Endpoint Security or Endpoint Protection is a centralized approach to protecting all endpoints, servers, desktops, laptops, smartphones and other IoT “Internet of Things” devices that connected to the corporate IT network from cyber threats. This methodology makes security management is efficient, effective and easier.
Some vendors offer Endpoint Security systems that include antivirus, firewall and other high defined security software, but there is a difference between endpoint security and the antivirus.
When any BYOD devices such as smartphones, laptops, tabs etc- is connected remotely to a network, the endpoint thus created would provide an entry point for threats and malware. Endpoint security management is all about enough securing such endpoints and thereby securing a network by blocking access attempts and such risky activities at endpoints.
As more companies adopt practices like BYOD and as incidences or accidents of mobile threats are consistently on the rise, endpoint security becomes highly relevant. Today, employees can connect to their company networks by using their laptops or mobile devices “BOYD”, from their homes and while on the move.

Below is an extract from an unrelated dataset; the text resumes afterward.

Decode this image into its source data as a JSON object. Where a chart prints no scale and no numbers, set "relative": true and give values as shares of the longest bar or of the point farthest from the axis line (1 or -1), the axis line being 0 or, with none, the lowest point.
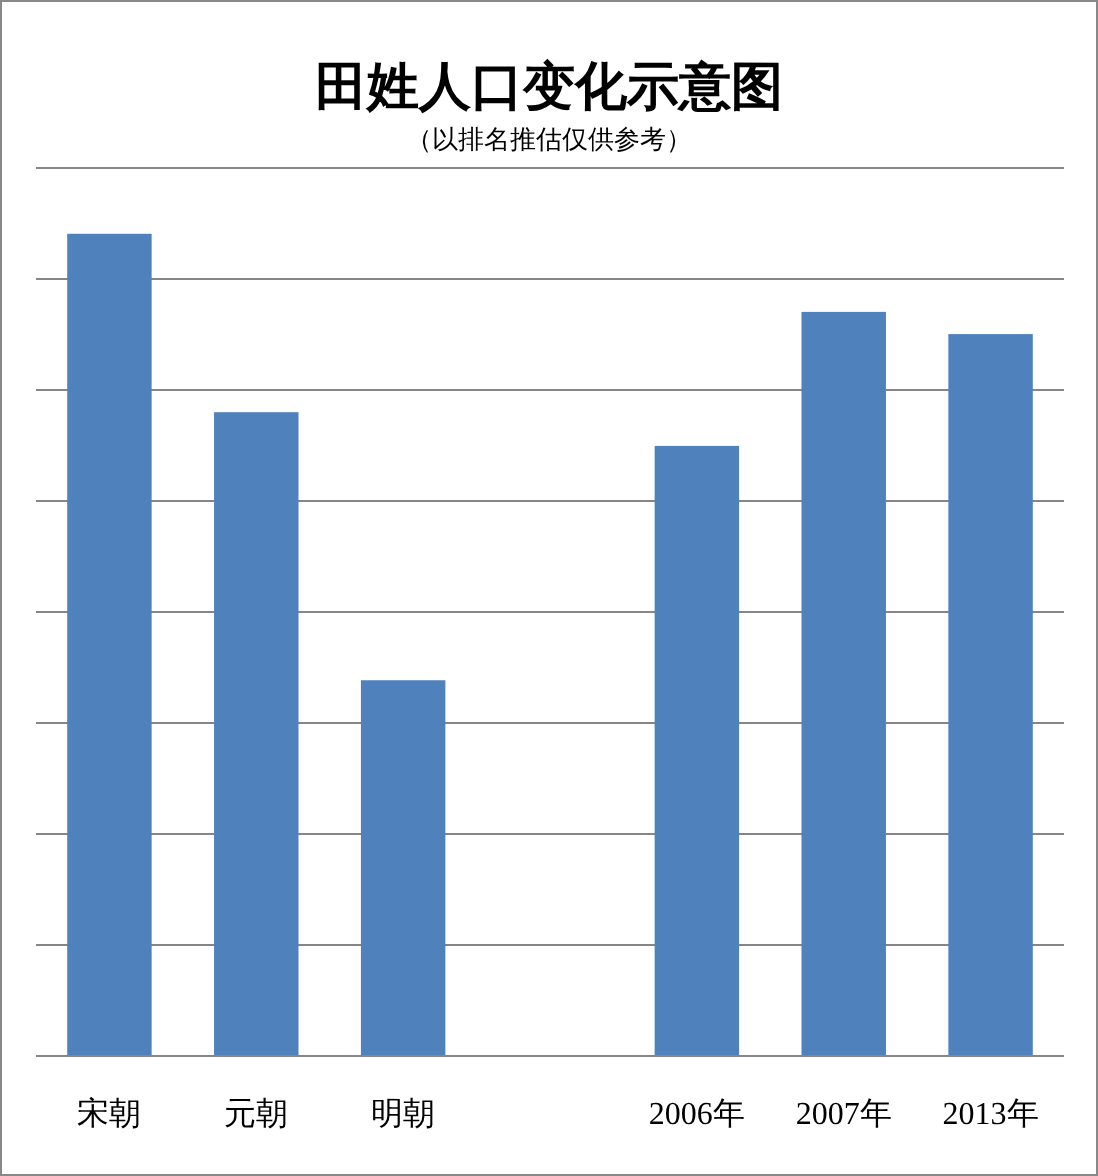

In this scenario, when security perimeters tend to be undefinable and ever-shifting, a centralized security solution won’t be enough. It’s here that endpoints security come in, supplementing centralized security measures with additional layers of protection at endpoints, which are not just entry points for threats and attacks, but the points that out with sensitive data (corporate and personal) as well.
Companies need to ensure that endpoint devices meet the latest security standards; this must be ensured before such devices are granted network access. Endpoint security helps organizations maintain greater control over all access points and also helps block threats and access attempts effectively. Security endpoint tools also help monitor for, tracking, detect and block malicious activities.
Endpoint security systems usually consist of a centrally located security software (which is located on a centrally managed server or gateway within the network) plus the client software that’s installed on each endpoint device.